Learn the right lesson from FDA and FAA actions
Given the renewed emphasis on controlling the fiscal deficit, it is tempting to think India’s government is way too large. That, however, is a fallacy since, if the government looks too large, it is only in relation to its ability to garner revenues—were GST to be introduced and tax revenues rise by another couple of percentage points of GDP, the size of government could rise by that much without causing a problem in terms of a higher fiscal deficit. Indeed, if you look at the size of government—in terms of what it spends as a proportion of GDP—the Indian one is quite modest. The World Bank’s World Development Indicators, for instance, points out that government spending as a proportion of GDP was 28.9% for world in 2011—25.2% for the US and 43.7% for the UK—as compared to just 15.3% for India.

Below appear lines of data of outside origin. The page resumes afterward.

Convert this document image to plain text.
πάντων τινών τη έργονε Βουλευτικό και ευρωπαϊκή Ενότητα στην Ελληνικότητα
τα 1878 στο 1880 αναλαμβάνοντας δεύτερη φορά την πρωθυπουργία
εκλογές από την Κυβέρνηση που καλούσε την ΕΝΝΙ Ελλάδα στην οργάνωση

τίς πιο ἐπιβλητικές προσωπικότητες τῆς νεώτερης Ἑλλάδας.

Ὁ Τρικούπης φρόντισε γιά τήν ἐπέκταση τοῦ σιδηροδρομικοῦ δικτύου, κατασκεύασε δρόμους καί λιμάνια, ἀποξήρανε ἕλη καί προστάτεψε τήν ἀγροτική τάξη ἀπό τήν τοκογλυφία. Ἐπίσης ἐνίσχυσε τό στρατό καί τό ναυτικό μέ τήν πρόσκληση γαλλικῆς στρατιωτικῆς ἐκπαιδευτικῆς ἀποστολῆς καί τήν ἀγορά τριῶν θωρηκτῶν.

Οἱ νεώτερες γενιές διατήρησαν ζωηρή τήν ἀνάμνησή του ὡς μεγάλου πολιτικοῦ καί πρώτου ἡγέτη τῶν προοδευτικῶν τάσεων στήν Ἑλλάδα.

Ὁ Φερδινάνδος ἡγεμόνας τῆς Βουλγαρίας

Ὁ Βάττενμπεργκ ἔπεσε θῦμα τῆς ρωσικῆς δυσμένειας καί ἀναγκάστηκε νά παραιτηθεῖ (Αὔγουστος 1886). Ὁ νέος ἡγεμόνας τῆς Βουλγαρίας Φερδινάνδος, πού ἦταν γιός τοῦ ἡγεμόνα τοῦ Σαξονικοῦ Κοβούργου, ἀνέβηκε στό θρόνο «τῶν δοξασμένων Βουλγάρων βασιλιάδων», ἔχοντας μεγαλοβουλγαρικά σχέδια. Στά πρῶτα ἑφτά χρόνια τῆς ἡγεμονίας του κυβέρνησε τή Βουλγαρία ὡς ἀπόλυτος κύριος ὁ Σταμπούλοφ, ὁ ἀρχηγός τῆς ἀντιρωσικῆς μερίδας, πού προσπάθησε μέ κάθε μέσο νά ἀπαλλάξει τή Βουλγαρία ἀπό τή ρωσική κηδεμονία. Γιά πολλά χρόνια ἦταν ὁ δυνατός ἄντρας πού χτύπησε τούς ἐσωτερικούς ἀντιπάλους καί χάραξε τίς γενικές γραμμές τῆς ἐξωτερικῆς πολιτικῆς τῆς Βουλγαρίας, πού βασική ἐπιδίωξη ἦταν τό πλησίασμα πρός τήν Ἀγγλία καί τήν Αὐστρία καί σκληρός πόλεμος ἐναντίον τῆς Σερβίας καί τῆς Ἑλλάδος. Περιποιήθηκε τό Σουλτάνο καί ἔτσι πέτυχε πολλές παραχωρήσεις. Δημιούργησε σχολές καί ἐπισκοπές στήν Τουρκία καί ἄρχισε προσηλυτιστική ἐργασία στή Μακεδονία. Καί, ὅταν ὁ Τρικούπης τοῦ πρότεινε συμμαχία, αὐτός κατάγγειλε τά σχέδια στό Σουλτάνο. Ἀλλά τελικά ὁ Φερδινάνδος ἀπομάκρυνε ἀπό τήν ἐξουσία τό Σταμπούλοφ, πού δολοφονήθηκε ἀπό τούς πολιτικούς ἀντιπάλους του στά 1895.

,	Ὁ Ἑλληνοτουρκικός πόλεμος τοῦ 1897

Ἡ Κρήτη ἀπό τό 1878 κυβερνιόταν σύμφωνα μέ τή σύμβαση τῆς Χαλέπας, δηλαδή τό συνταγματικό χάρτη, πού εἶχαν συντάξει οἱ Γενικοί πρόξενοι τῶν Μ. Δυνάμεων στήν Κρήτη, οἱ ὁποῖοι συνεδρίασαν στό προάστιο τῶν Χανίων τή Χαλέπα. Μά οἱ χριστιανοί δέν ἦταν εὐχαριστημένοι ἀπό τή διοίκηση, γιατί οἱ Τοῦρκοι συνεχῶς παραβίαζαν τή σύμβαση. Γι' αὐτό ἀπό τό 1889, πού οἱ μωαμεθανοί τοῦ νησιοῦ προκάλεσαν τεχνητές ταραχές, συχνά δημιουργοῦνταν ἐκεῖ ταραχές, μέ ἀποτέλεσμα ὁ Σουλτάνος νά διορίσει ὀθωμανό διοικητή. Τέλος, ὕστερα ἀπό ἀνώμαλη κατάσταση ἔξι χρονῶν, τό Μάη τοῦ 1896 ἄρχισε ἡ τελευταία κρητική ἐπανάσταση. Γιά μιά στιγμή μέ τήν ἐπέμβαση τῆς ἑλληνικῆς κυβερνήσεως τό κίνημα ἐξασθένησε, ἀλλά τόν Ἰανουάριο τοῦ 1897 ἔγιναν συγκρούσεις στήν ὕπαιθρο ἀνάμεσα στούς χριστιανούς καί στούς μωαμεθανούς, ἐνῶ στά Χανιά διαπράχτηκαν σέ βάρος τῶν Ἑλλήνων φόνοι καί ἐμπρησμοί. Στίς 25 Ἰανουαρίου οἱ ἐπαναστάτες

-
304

Needless to say, the size of government-spending—on social security, for instance—has to be related to the capacity to tax. But what’s also required is a minimum size of government for it to be effective. Indeed, the spate of recent setbacks due to foreign regulators—various Indian pharmaceuticals firms finding their plants being put on the US FDA blacklist or the downgrading of Indian aviation safety by the US FAA—is testimony to this. Take the US FDA. It has over 10,000 employees versus the Indian drug regulator’s 1,500 or so inspectors to oversee 10,500 manufacturing sites and several lakh chemist outlets. If anywhere between 25% and 40% of Indian medicines are reckoned to be spurious, the exceptionally low number of drug inspectors has to be a big reason. Or take Sebi which is often pilloried when compared to the US SEC whose track record in prosecuting fraudsters is unparalleled—apart from the vastly superior funding, SEC has 4,000 employees versus Sebi’s 600. Similarly, when it comes to law and order, or medical personnel, there is little doubt that India is understaffed.
Indeed, rightsizing is also required if India hopes to be able to collect more taxes. Which is why, in May last year, when the Cabinet approved the cadre restructuring of the Central Board of Direct Taxes (CBDT), the selling proposition was a net additional revenue of R25,756 crore in that year compared to an expenditure of R450 crore in creating 20,751 additional posts. In the Central Board of Excise and Customs, a similar justification was given for creating an additional 18,067 posts to take the department's strength to 84,875. Right-sizing government, though, has to be accompanied by the right type of government—merely increasing the number of employees is of little use. India’s head-to-tail ratio, for instance, is all wrong with just 3% of the government workforce being in Group A versus 89% in Group C and D.